His second son, Edmund born in 1642, inherited the estate on the death of his brother, John, in 1662. At the Restoration he declared himself for the King and shortly afterwards was knighted. He married Bridget Paul, daughter of the Bishop of Oxford in 1681, and appears to have been of a rather more flamboyant character than his ancestors.
Sir Edmund was passionately devoted to the hunt, and this was to prove his undoing as he broke his neck whilst rashly continuing to chase after a deer, at night, which had managed to evade him throughout the day.
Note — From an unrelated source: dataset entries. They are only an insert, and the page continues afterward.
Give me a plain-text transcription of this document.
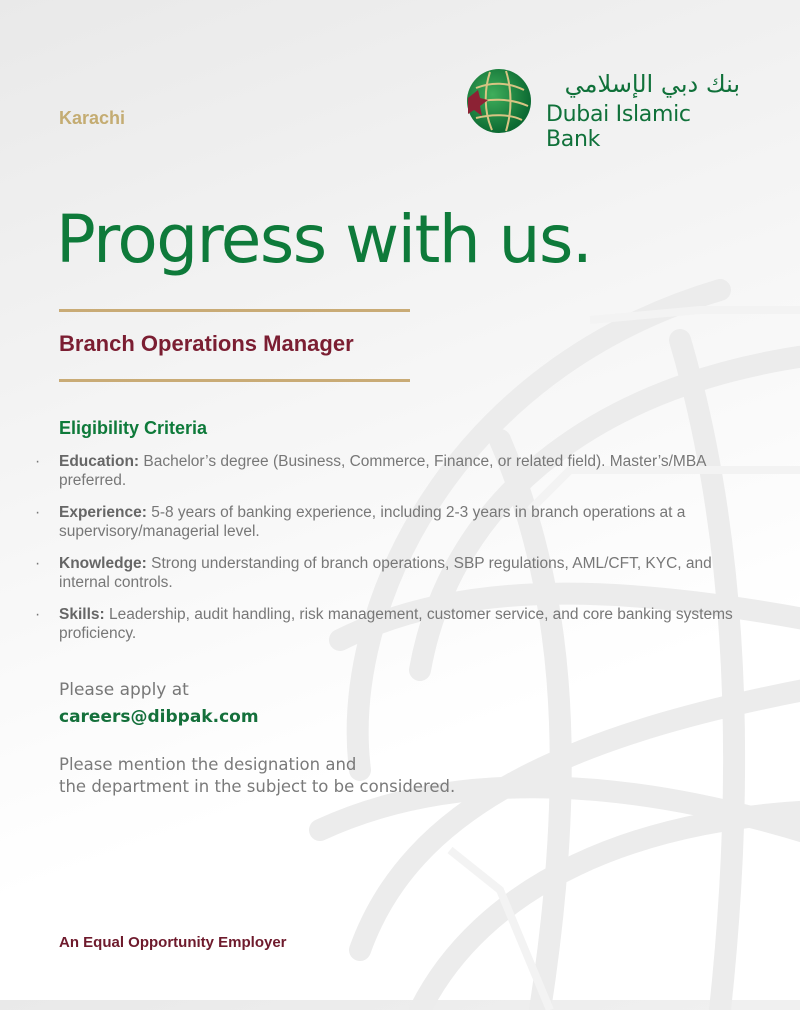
Karachi
بنك دبي الإسلامي
Dubai Islamic Bank
Progress with us.
Branch Operations Manager
Eligibility Criteria
· Education: Bachelor’s degree (Business, Commerce, Finance, or related field). Master’s/MBA preferred.
· Experience: 5-8 years of banking experience, including 2-3 years in branch operations at a supervisory/managerial level.
· Knowledge: Strong understanding of branch operations, SBP regulations, AML/CFT, KYC, and internal controls.
· Skills: Leadership, audit handling, risk management, customer service, and core banking systems proficiency.
Please apply at
careers@dibpak.com
Please mention the designation and
the department in the subject to be considered.
An Equal Opportunity Employer
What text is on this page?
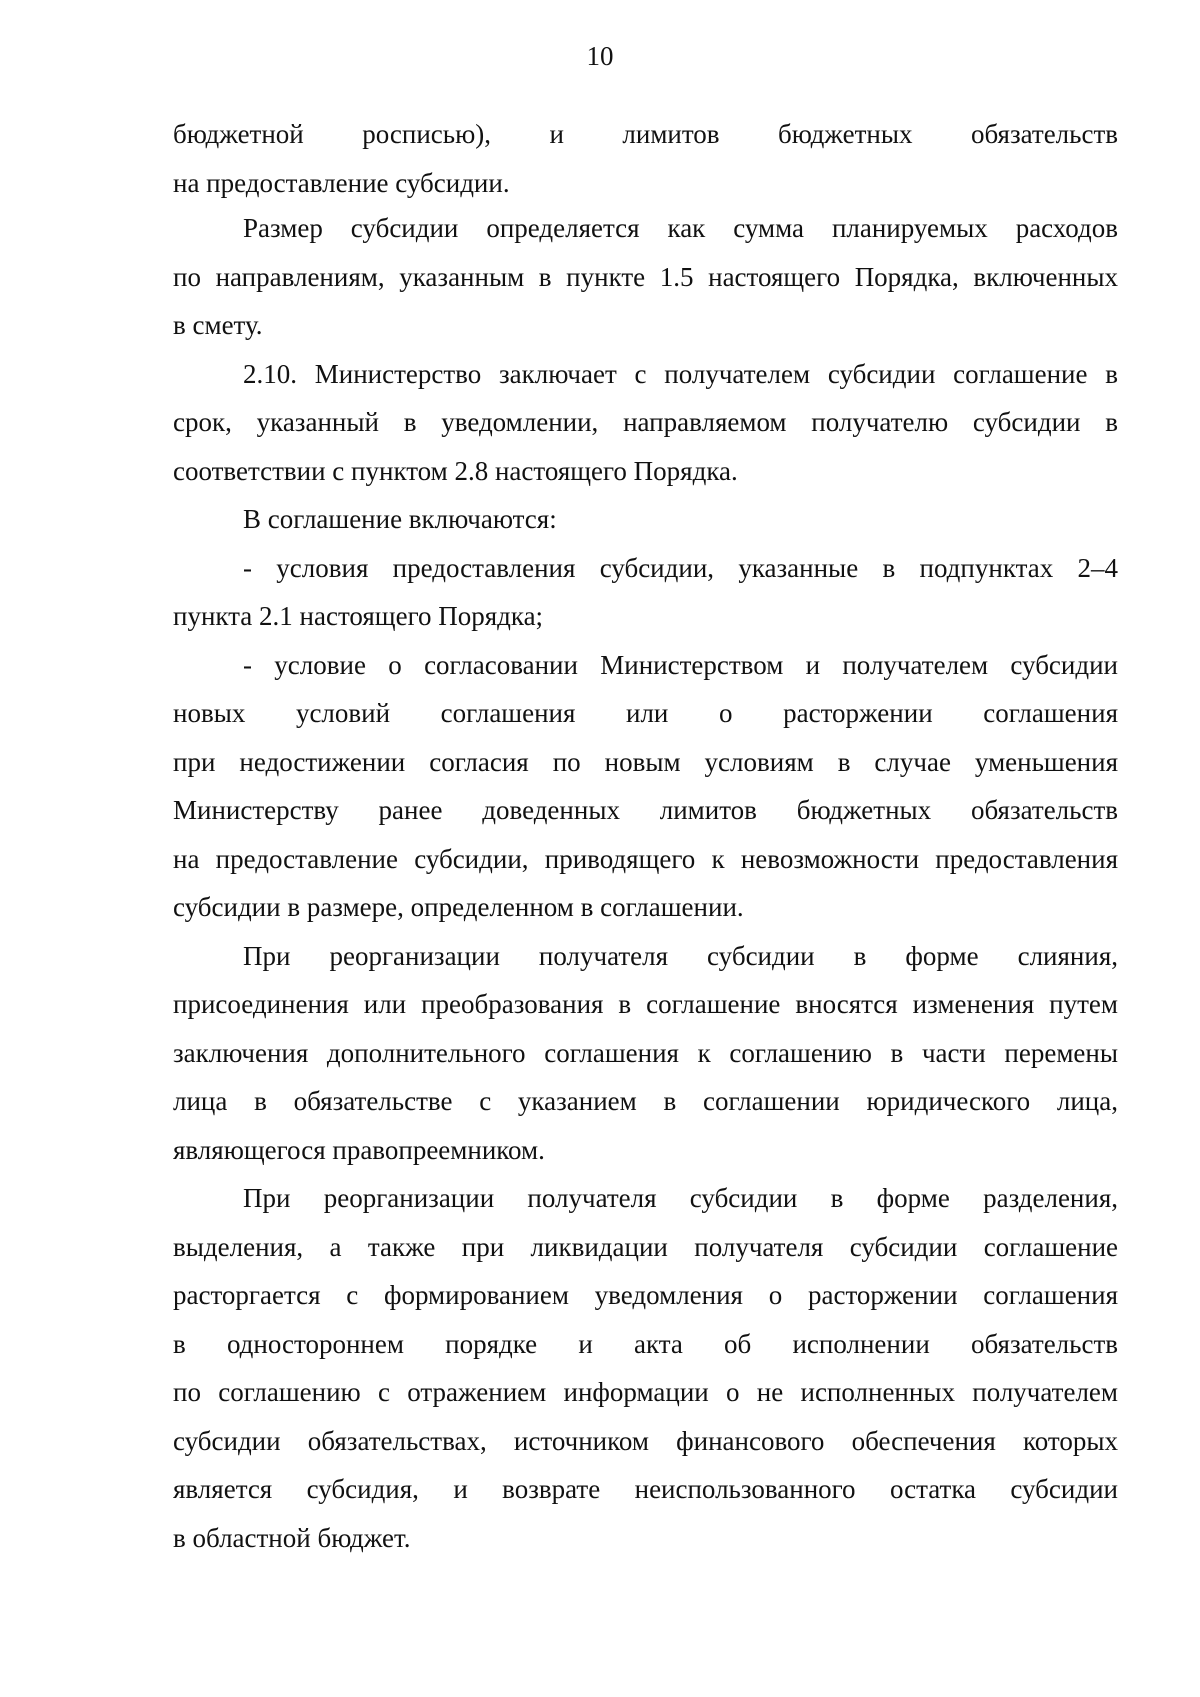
10
бюджетной росписью), и лимитов бюджетных обязательств
на предоставление субсидии.
Размер субсидии определяется как сумма планируемых расходов
по направлениям, указанным в пункте 1.5 настоящего Порядка, включенных
в смету.
2.10. Министерство заключает с получателем субсидии соглашение в
срок, указанный в уведомлении, направляемом получателю субсидии в
соответствии с пунктом 2.8 настоящего Порядка.
В соглашение включаются:
- условия предоставления субсидии, указанные в подпунктах 2–4
пункта 2.1 настоящего Порядка;
- условие о согласовании Министерством и получателем субсидии
новых условий соглашения или о расторжении соглашения
при недостижении согласия по новым условиям в случае уменьшения
Министерству ранее доведенных лимитов бюджетных обязательств
на предоставление субсидии, приводящего к невозможности предоставления
субсидии в размере, определенном в соглашении.
При реорганизации получателя субсидии в форме слияния,
присоединения или преобразования в соглашение вносятся изменения путем
заключения дополнительного соглашения к соглашению в части перемены
лица в обязательстве с указанием в соглашении юридического лица,
являющегося правопреемником.
При реорганизации получателя субсидии в форме разделения,
выделения, а также при ликвидации получателя субсидии соглашение
расторгается с формированием уведомления о расторжении соглашения
в одностороннем порядке и акта об исполнении обязательств
по соглашению с отражением информации о не исполненных получателем
субсидии обязательствах, источником финансового обеспечения которых
является субсидия, и возврате неиспользованного остатка субсидии
в областной бюджет.
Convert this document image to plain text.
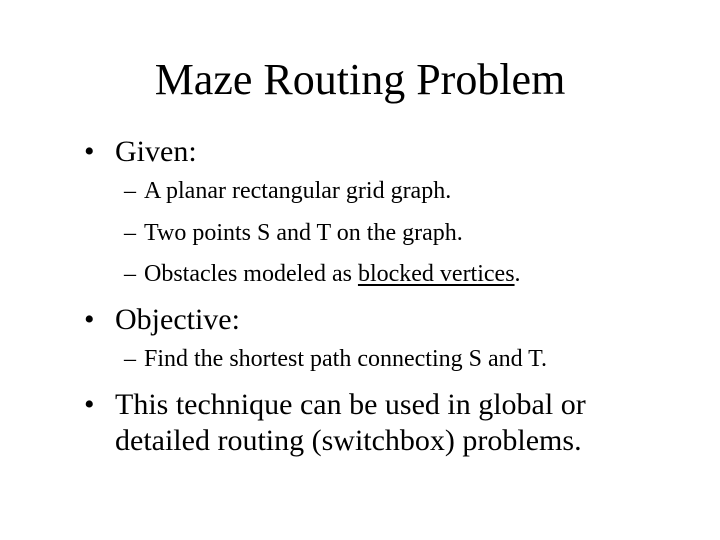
Maze Routing Problem
• Given:
– A planar rectangular grid graph.
– Two points S and T on the graph.
– Obstacles modeled as blocked vertices.
• Objective:
– Find the shortest path connecting S and T.
• This technique can be used in global or
detailed routing (switchbox) problems.
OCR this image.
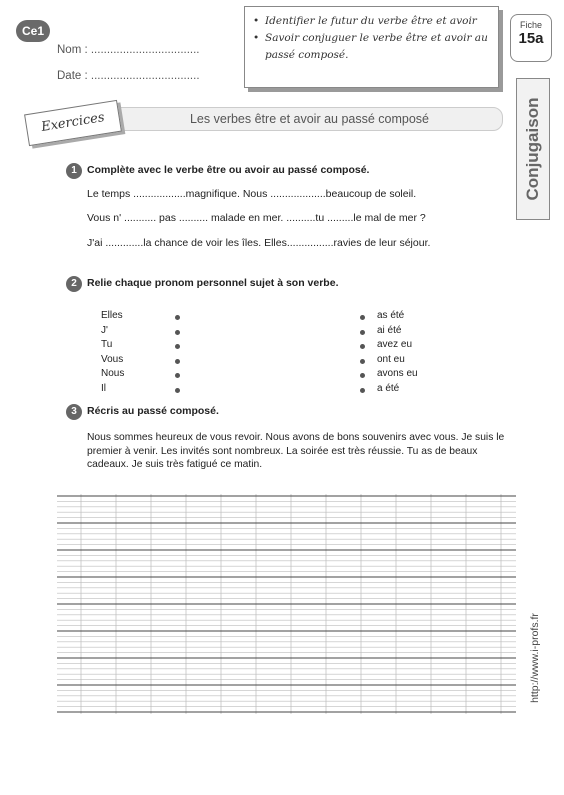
Ce1
Nom : ..................................
Date : ..................................
• Identifier le futur du verbe être et avoir
• Savoir conjuguer le verbe être et avoir au passé composé.
Fiche
15a
Conjugaison
Les verbes être et avoir au passé composé
Exercices
1 Complète avec le verbe être ou avoir au passé composé.
Le temps ..................magnifique. Nous ...................beaucoup de soleil.
Vous n' ........... pas .......... malade en mer. ..........tu .........le mal de mer ?
J'ai .............la chance de voir les îles. Elles................ravies de leur séjour.
2 Relie chaque pronom personnel sujet à son verbe.
Elles
J'
Tu
Vous
Nous
Il
as été
ai été
avez eu
ont eu
avons eu
a été
3 Récris au passé composé.
Nous sommes heureux de vous revoir. Nous avons de bons souvenirs avec vous. Je suis le premier à venir. Les invités sont nombreux. La soirée est très réussie. Tu as de beaux cadeaux. Je suis très fatigué ce matin.
http://www.i-profs.fr
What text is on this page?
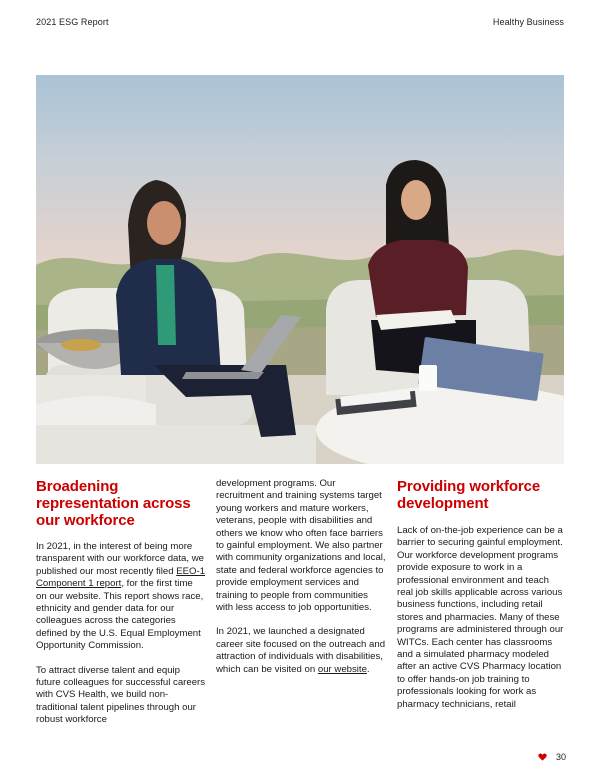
2021 ESG Report	Healthy Business
Broadening representation across our workforce
In 2021, in the interest of being more transparent with our workforce data, we published our most recently filed EEO-1 Component 1 report, for the first time on our website. This report shows race, ethnicity and gender data for our colleagues across the categories defined by the U.S. Equal Employment Opportunity Commission.
To attract diverse talent and equip future colleagues for successful careers with CVS Health, we build non-traditional talent pipelines through our robust workforce
development programs. Our recruitment and training systems target young workers and mature workers, veterans, people with disabilities and others we know who often face barriers to gainful employment. We also partner with community organizations and local, state and federal workforce agencies to provide employment services and training to people from communities with less access to job opportunities.
In 2021, we launched a designated career site focused on the outreach and attraction of individuals with disabilities, which can be visited on our website.
Providing workforce development
Lack of on-the-job experience can be a barrier to securing gainful employment. Our workforce development programs provide exposure to work in a professional environment and teach real job skills applicable across various business functions, including retail stores and pharmacies. Many of these programs are administered through our WITCs. Each center has classrooms and a simulated pharmacy modeled after an active CVS Pharmacy location to offer hands-on job training to professionals looking for work as pharmacy technicians, retail
30
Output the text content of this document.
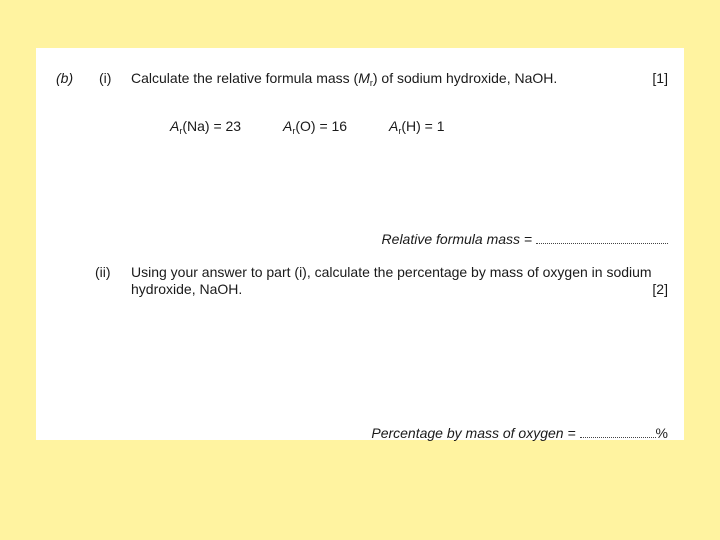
(b) (i) Calculate the relative formula mass $(M_r)$ of sodium hydroxide, NaOH.	[1]
$A_r(Na) = 23$	$A_r(O) = 16$	$A_r(H) = 1$
Relative formula mass =
(ii) Using your answer to part (i), calculate the percentage by mass of oxygen in sodium
hydroxide, NaOH.	[2]
Percentage by mass of oxygen =	%
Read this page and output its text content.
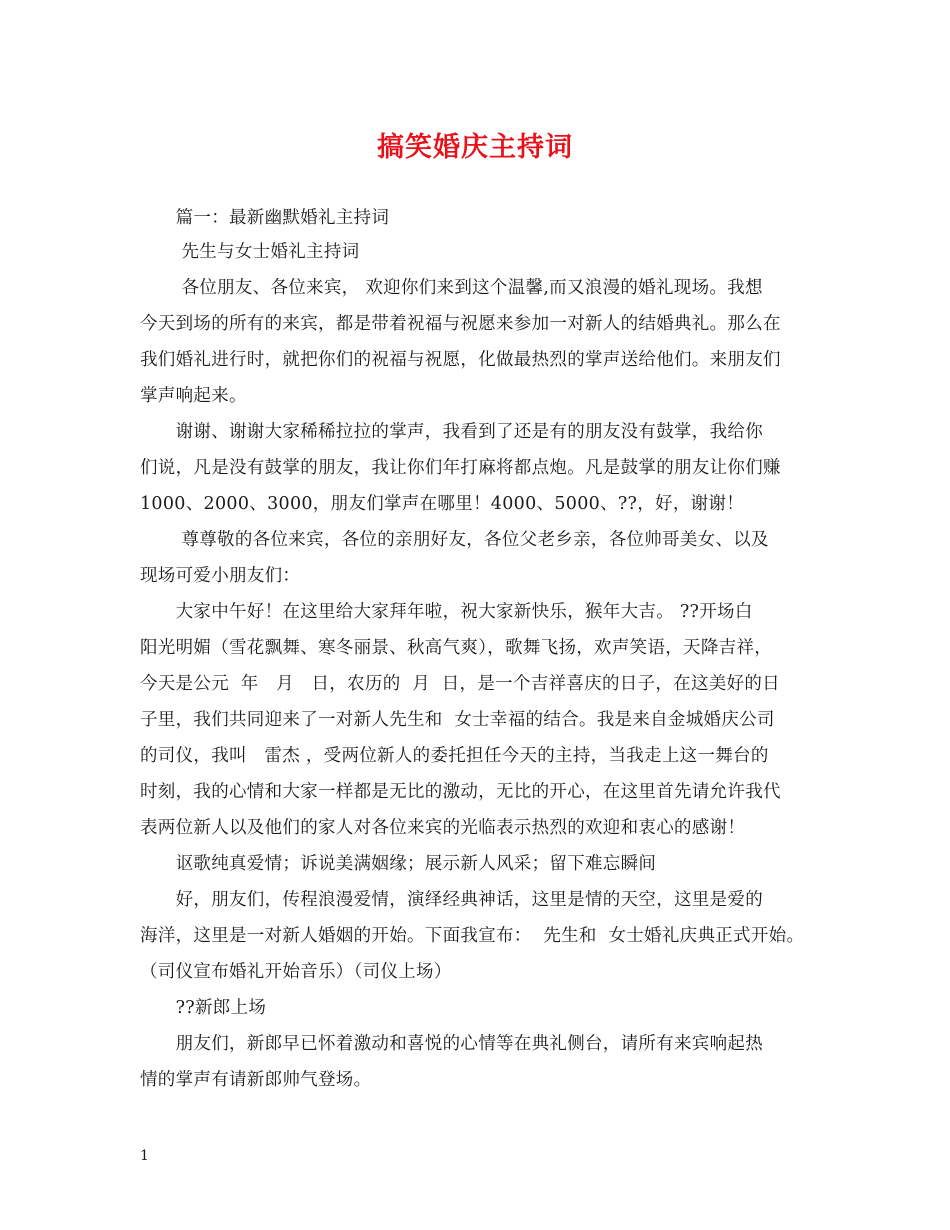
搞笑婚庆主持词
　　篇一：最新幽默婚礼主持词
　　 先生与女士婚礼主持词
　　 各位朋友、各位来宾， 欢迎你们来到这个温馨,而又浪漫的婚礼现场。我想
今天到场的所有的来宾，都是带着祝福与祝愿来参加一对新人的结婚典礼。那么在
我们婚礼进行时，就把你们的祝福与祝愿，化做最热烈的掌声送给他们。来朋友们
掌声响起来。
　　谢谢、谢谢大家稀稀拉拉的掌声，我看到了还是有的朋友没有鼓掌，我给你
们说，凡是没有鼓掌的朋友，我让你们年打麻将都点炮。凡是鼓掌的朋友让你们赚
1000、2000、3000，朋友们掌声在哪里！4000、5000、??，好，谢谢！
　　 尊尊敬的各位来宾，各位的亲朋好友，各位父老乡亲，各位帅哥美女、以及
现场可爱小朋友们：
　　大家中午好！在这里给大家拜年啦，祝大家新快乐，猴年大吉。 ??开场白
阳光明媚（雪花飘舞、寒冬丽景、秋高气爽），歌舞飞扬，欢声笑语，天降吉祥，
今天是公元  年   月   日，农历的  月  日，是一个吉祥喜庆的日子，在这美好的日
子里，我们共同迎来了一对新人先生和  女士幸福的结合。我是来自金城婚庆公司
的司仪，我叫   雷杰 ，受两位新人的委托担任今天的主持，当我走上这一舞台的
时刻，我的心情和大家一样都是无比的激动，无比的开心，在这里首先请允许我代
表两位新人以及他们的家人对各位来宾的光临表示热烈的欢迎和衷心的感谢！
　　讴歌纯真爱情；诉说美满姻缘；展示新人风采；留下难忘瞬间
　　好，朋友们，传程浪漫爱情，演绎经典神话，这里是情的天空，这里是爱的
海洋，这里是一对新人婚姻的开始。下面我宣布：  先生和  女士婚礼庆典正式开始。
（司仪宣布婚礼开始音乐）（司仪上场）
　　??新郎上场
　　朋友们，新郎早已怀着激动和喜悦的心情等在典礼侧台，请所有来宾响起热
情的掌声有请新郎帅气登场。
1
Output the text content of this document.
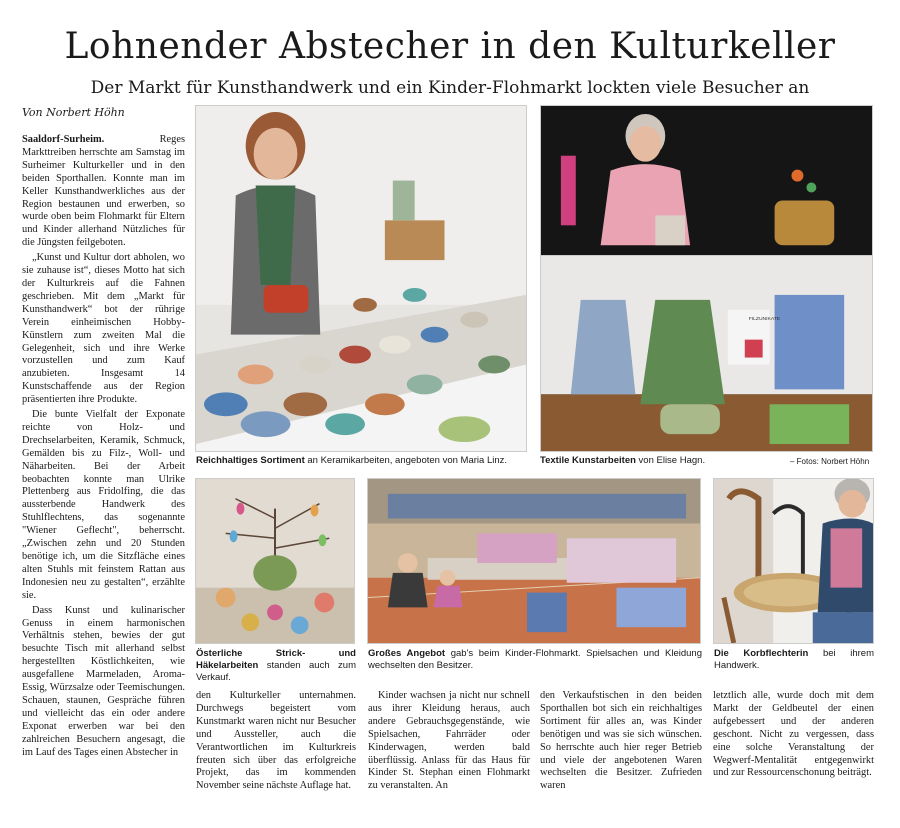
Lohnender Abstecher in den Kulturkeller
Der Markt für Kunsthandwerk und ein Kinder-Flohmarkt lockten viele Besucher an
Von Norbert Höhn

Saaldorf-Surheim.	Reges Markttreiben herrschte am Samstag im Surheimer Kulturkeller und in den beiden Sporthallen. Konnte man im Keller Kunsthandwerkliches aus der Region bestaunen und erwerben, so wurde oben beim Flohmarkt für Eltern und Kinder allerhand Nützliches für die Jüngsten feilgeboten.

„Kunst und Kultur dort abholen, wo sie zuhause ist“, dieses Motto hat sich der Kulturkreis auf die Fahnen geschrieben. Mit dem „Markt für Kunsthandwerk“ bot der rührige Verein einheimischen Hobby-Künstlern zum zweiten Mal die Gelegenheit, sich und ihre Werke vorzustellen und zum Kauf anzubieten. Insgesamt 14 Kunstschaffende aus der Region präsentierten ihre Produkte.

Die bunte Vielfalt der Exponate reichte von Holz- und Drechselarbeiten, Keramik, Schmuck, Gemälden bis zu Filz-, Woll- und Näharbeiten. Bei der Arbeit beobachten konnte man Ulrike Plettenberg aus Fridolfing, die das aussterbende Handwerk des Stuhlflechtens, das sogenannte "Wiener Geflecht", beherrscht. „Zwischen zehn und 20 Stunden benötige ich, um die Sitzfläche eines alten Stuhls mit feinstem Rattan aus Indonesien neu zu gestalten“, erzählte sie.

Dass Kunst und kulinarischer Genuss in einem harmonischen Verhältnis stehen, bewies der gut besuchte Tisch mit allerhand selbst hergestellten Köstlichkeiten, wie ausgefallene Marmeladen, Aroma-Essig, Würzsalze oder Teemischungen. Schauen, staunen, Gespräche führen und vielleicht das ein oder andere Exponat erwerben war bei den zahlreichen Besuchern angesagt, die im Lauf des Tages einen Abstecher in

FILZUNIKATE
Reichhaltiges Sortiment an Keramikarbeiten, angeboten von Maria Linz.	Textile Kunstarbeiten von Elise Hagn.	– Fotos: Norbert Höhn
Österliche Strick- und Häkelarbeiten standen auch zum Verkauf.
Großes Angebot gab's beim Kinder-Flohmarkt. Spielsachen und Kleidung wechselten den Besitzer.
Die Korbflechterin bei ihrem Handwerk.

den Kulturkeller unternahmen. Durchwegs begeistert vom Kunstmarkt waren nicht nur Besucher und Aussteller, auch die Verantwortlichen im Kulturkreis freuten sich über das erfolgreiche Projekt, das im kommenden November seine nächste Auflage hat.

Kinder wachsen ja nicht nur schnell aus ihrer Kleidung heraus, auch andere Gebrauchsgegenstände, wie Spielsachen, Fahrräder oder Kinderwagen, werden bald überflüssig. Anlass für das Haus für Kinder St. Stephan einen Flohmarkt zu veranstalten. An

den Verkaufstischen in den beiden Sporthallen bot sich ein reichhaltiges Sortiment für alles an, was Kinder benötigen und was sie sich wünschen. So herrschte auch hier reger Betrieb und viele der angebotenen Waren wechselten die Besitzer. Zufrieden waren

letztlich alle, wurde doch mit dem Markt der Geldbeutel der einen aufgebessert und der anderen geschont. Nicht zu vergessen, dass eine solche Veranstaltung der Wegwerf-Mentalität entgegenwirkt und zur Ressourcenschonung beiträgt.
His ghost was said to haunt the Long Avenue at Warneford, close to where his exhausted horse fell under him in 1700. At the midnight hour he was said to be seen, mounted on Fury his grey, galloping up the avenue from the Chapel of St James, jumping the gates into the grounds of Warneford Place whilst cheering on his hounds. This so disturbed the villagers that the clergy were asked to rid them of this problem. This done, he is said to have disappeared into a pond, where he stays until the pond runs dry.